We were marooned by bad weather in Cherbourg for a week. We got to know it very well. We visited one economically priced restaurant often and were alarmed to hear loud shouting from the kitchen and the sound of objects being thrown as we arrived one evening. ‘Eggs are off, ‘said the waitress. ’The return journey was stormy too (I’m obviously cursed). In classic story book fashion the wind came up very suddenly and changed direction, so the sail whipped round and we had to take it down. Neither of the outboard motors would start, although both were gradually brought into play amidst much swearing and frantic starter cord pulling. We were very pleased to see the entrance to Poole harbour. Well, we couldn’t actually see it, it was dark and I was positioned ahead to watch out for Old Harry and any other sundry rock stacks. They hooked me onto the rail. It was so scary I didn’t have time to be sea sick.
Normandy has been visited often. At times I was more adventurous and pottered through to Brittany and Mont St Michel, St Malo and the Pink Granite Coast. A little further on and Red-Roof Country begins. This signals the south, great beaches and warmer climes.
I’ve also driven through France to and from Spain and Italy and Yugoslavia, discovering some of those 40,000 chateaux, arguably the most splendid medieval cathedrals in Europe and a canyon or two. The Gorges du Verdon was a big and welcome surprise. It took a day to drive around.
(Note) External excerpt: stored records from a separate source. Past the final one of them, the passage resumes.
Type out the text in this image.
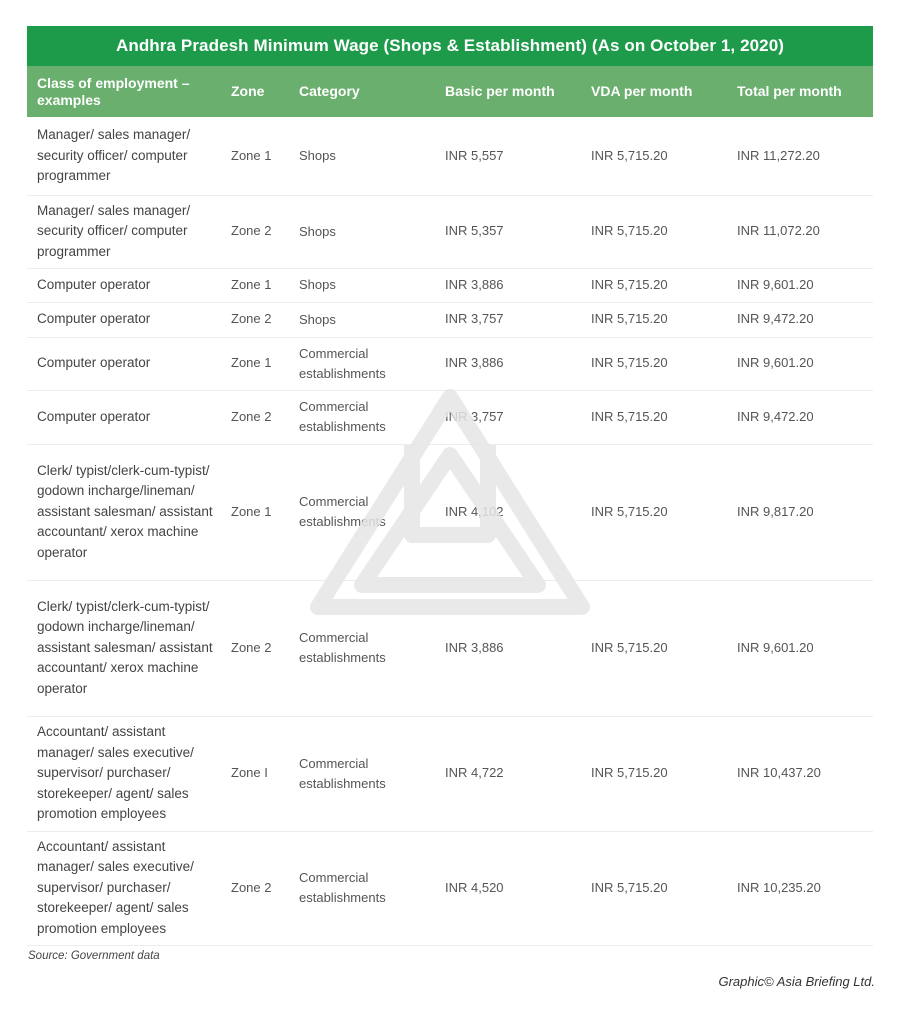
Andhra Pradesh Minimum Wage (Shops & Establishment) (As on October 1, 2020)
Class of employment – examples	Zone	Category	Basic per month	VDA per month	Total per month
Manager/ sales manager/ security officer/ computer programmer	Zone 1	Shops	INR 5,557	INR 5,715.20	INR 11,272.20
Manager/ sales manager/ security officer/ computer programmer	Zone 2	Shops	INR 5,357	INR 5,715.20	INR 11,072.20
Computer operator	Zone 1	Shops	INR 3,886	INR 5,715.20	INR 9,601.20
Computer operator	Zone 2	Shops	INR 3,757	INR 5,715.20	INR 9,472.20
Computer operator	Zone 1	Commercial establishments	INR 3,886	INR 5,715.20	INR 9,601.20
Computer operator	Zone 2	Commercial establishments	INR 3,757	INR 5,715.20	INR 9,472.20
Clerk/ typist/clerk-cum-typist/ godown incharge/lineman/ assistant salesman/ assistant accountant/ xerox machine operator	Zone 1	Commercial establishments	INR 4,102	INR 5,715.20	INR 9,817.20
Clerk/ typist/clerk-cum-typist/ godown incharge/lineman/ assistant salesman/ assistant accountant/ xerox machine operator	Zone 2	Commercial establishments	INR 3,886	INR 5,715.20	INR 9,601.20
Accountant/ assistant manager/ sales executive/ supervisor/ purchaser/ storekeeper/ agent/ sales promotion employees	Zone I	Commercial establishments	INR 4,722	INR 5,715.20	INR 10,437.20
Accountant/ assistant manager/ sales executive/ supervisor/ purchaser/ storekeeper/ agent/ sales promotion employees	Zone 2	Commercial establishments	INR 4,520	INR 5,715.20	INR 10,235.20
Source: Government data
Graphic© Asia Briefing Ltd.
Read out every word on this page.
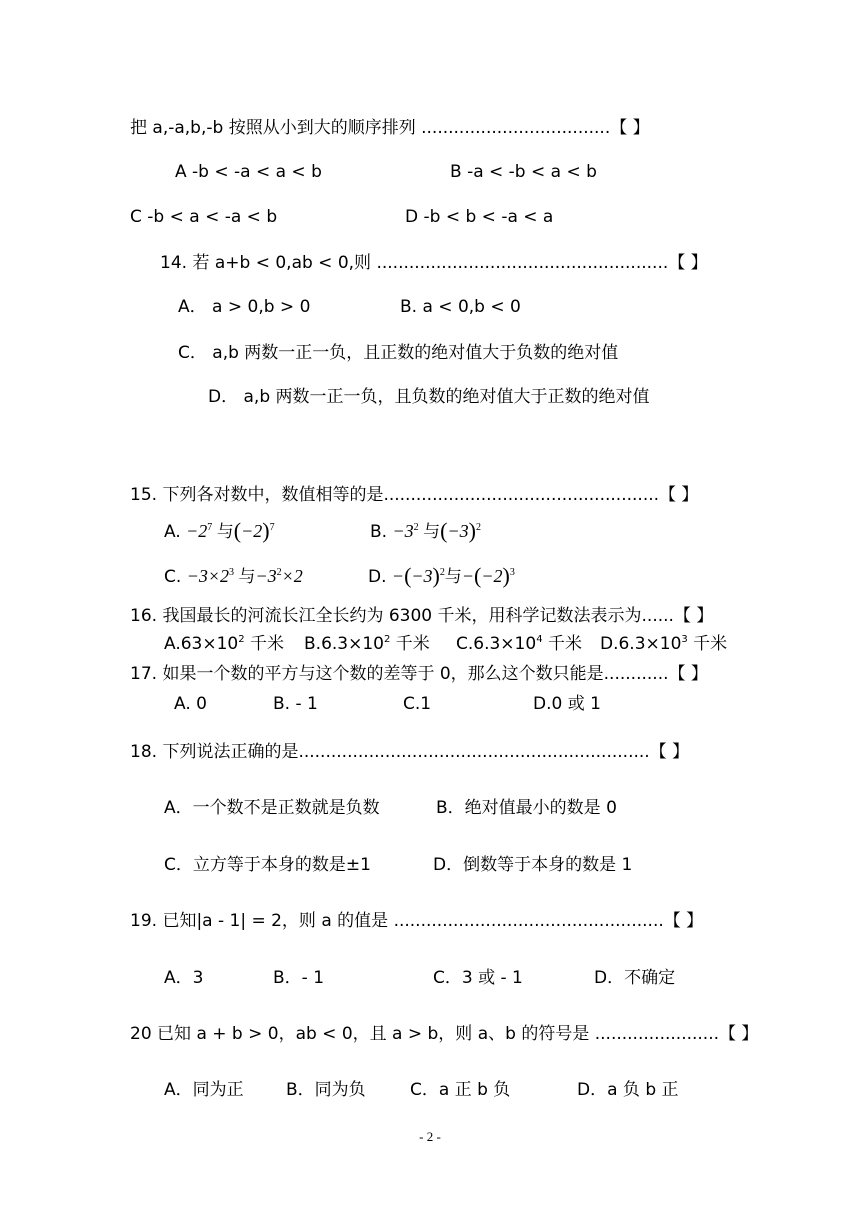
把 a,-a,b,-b 按照从小到大的顺序排列 ...................................【 】
A -b < -a < a < b	B -a < -b < a < b
C -b < a < -a < b	D -b < b < -a < a
14. 若 a+b < 0,ab < 0,则 ......................................................【 】
A． a > 0,b > 0	B. a < 0,b < 0
C． a,b 两数一正一负，且正数的绝对值大于负数的绝对值
D． a,b 两数一正一负，且负数的绝对值大于正数的绝对值
15. 下列各对数中，数值相等的是...................................................【 】
A. $-2^7$ 与$(-2)^7$	B. $-3^2$ 与$(-3)^2$
C. $-3\times 2^3$ 与$-3^2\times 2$	D. $-(-3)^2$与$-(-2)^3$
16. 我国最长的河流长江全长约为 6300 千米，用科学记数法表示为......【 】
$A.63\times 10^2$ 千米 $B.6.3\times 10^2$ 千米 $C.6.3\times 10^4$ 千米 $D.6.3\times 10^3$ 千米
17. 如果一个数的平方与这个数的差等于 0，那么这个数只能是............【 】
A. 0	B. - 1	C.1	D.0 或 1
18. 下列说法正确的是.................................................................【 】
A．一个数不是正数就是负数	B．绝对值最小的数是 0
C．立方等于本身的数是±1	D．倒数等于本身的数是 1
19. 已知|a - 1| = 2，则 a 的值是 ..................................................【 】
A．3	B．- 1	C．3 或 - 1	D．不确定
20 已知 a + b > 0，ab < 0，且 a > b，则 a、b 的符号是 .......................【 】
A．同为正 B．同为负	C．a 正 b 负	D．a 负 b 正
- 2 -
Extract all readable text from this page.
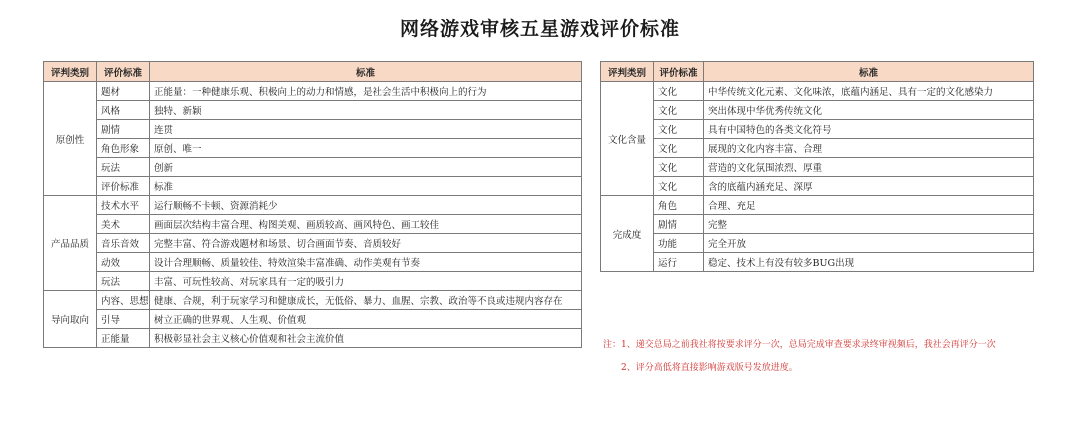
网络游戏审核五星游戏评价标准
评判类别	评价标准	标准
原创性	题材	正能量：一种健康乐观、积极向上的动力和情感，是社会生活中积极向上的行为
	风格	独特、新颖
	剧情	连贯
	角色形象	原创、唯一
	玩法	创新
	评价标准	标准
产品品质	技术水平	运行顺畅不卡顿、资源消耗少
	美术	画面层次结构丰富合理、构图美观、画质较高、画风特色、画工较佳
	音乐音效	完整丰富、符合游戏题材和场景、切合画面节奏、音质较好
	动效	设计合理顺畅、质量较佳、特效渲染丰富准确、动作美观有节奏
	玩法	丰富、可玩性较高、对玩家具有一定的吸引力
导向取向	内容、思想	健康、合规，利于玩家学习和健康成长，无低俗、暴力、血腥、宗教、政治等不良或违规内容存在
	引导	树立正确的世界观、人生观、价值观
	正能量	积极彰显社会主义核心价值观和社会主流价值
评判类别	评价标准	标准
文化含量	文化	中华传统文化元素、文化味浓，底蕴内涵足、具有一定的文化感染力
	文化	突出体现中华优秀传统文化
	文化	具有中国特色的各类文化符号
	文化	展现的文化内容丰富、合理
	文化	营造的文化氛围浓烈、厚重
	文化	含的底蕴内涵充足、深厚
完成度	角色	合理、充足
	剧情	完整
	功能	完全开放
	运行	稳定、技术上有没有较多BUG出现
注：1、递交总局之前我社将按要求评分一次，总局完成审查要求录终审视频后，我社会再评分一次
2、评分高低将直接影响游戏版号发放进度。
I’ve skied in several of the Alps resorts, clinical, but high up and with easy access to the slopes. (Austria wins hands down for atmosphere.)
The Riviera has its moments, Nice is nice (!), but you’re definitely one of the hordes of (English) tourists here.
Toulouse and Albi
More recently the grandeur of Albi Cathedral, (the largest brick building in the world) at Albi and the student delights of Toulouse.
And then there’s Paris. the capital, with its two million inhabitants, synonymous with romance in the minds of many and commonly known as the "City of Love". It also promotes the nickname the "City of Light “or "La Ville-Lumiere". A centre of education and new ideas, but also because Paris began lighting the Champs-Elysees with gas lamps, the first city in Europe to do so.
It’s a total cliché, a beautiful city, easy to wander around. The first time I went, my mother had her purse stolen on the metro and we were bundled into a police van, siren blaring, pin-pon across cobbled streets, to get back to the correct arrondissement to report the loss. The officer concerned affected not to understand my school girl French, so I conversed with him in German. On the way back we witnessed a knife fight on a station platform. We had our portraits drawn in Montparnasse and ate in fast food restaurants, as my father said the proper restaurants were too expensive. He might have been right. I’ve struggled every time I’ve been to find decent food in the capital. Much of it is very ‘tourist menu’.
The river is romantic, the buildings gorgeous, the galleries replete with famous works (for me the Musee D'Orsai rather than the Louvre) and the Eiffel Tower excellent from a distance. I don’t enjoy the glass lift or the open sided top deck. The Marais is elegant, the museums, and galleries fabulous, , but my favourite building (both inside and out) is the high-tech inside-out Richard Rogers designed Pompidou Centre. The Left Bank is good for shopping, the boutiques are glamorous; there isn’t the variety and choice that we have in London but I still have the red laced velvet boots displayed on a cushion in my size at the top of an escalator. What else could I do?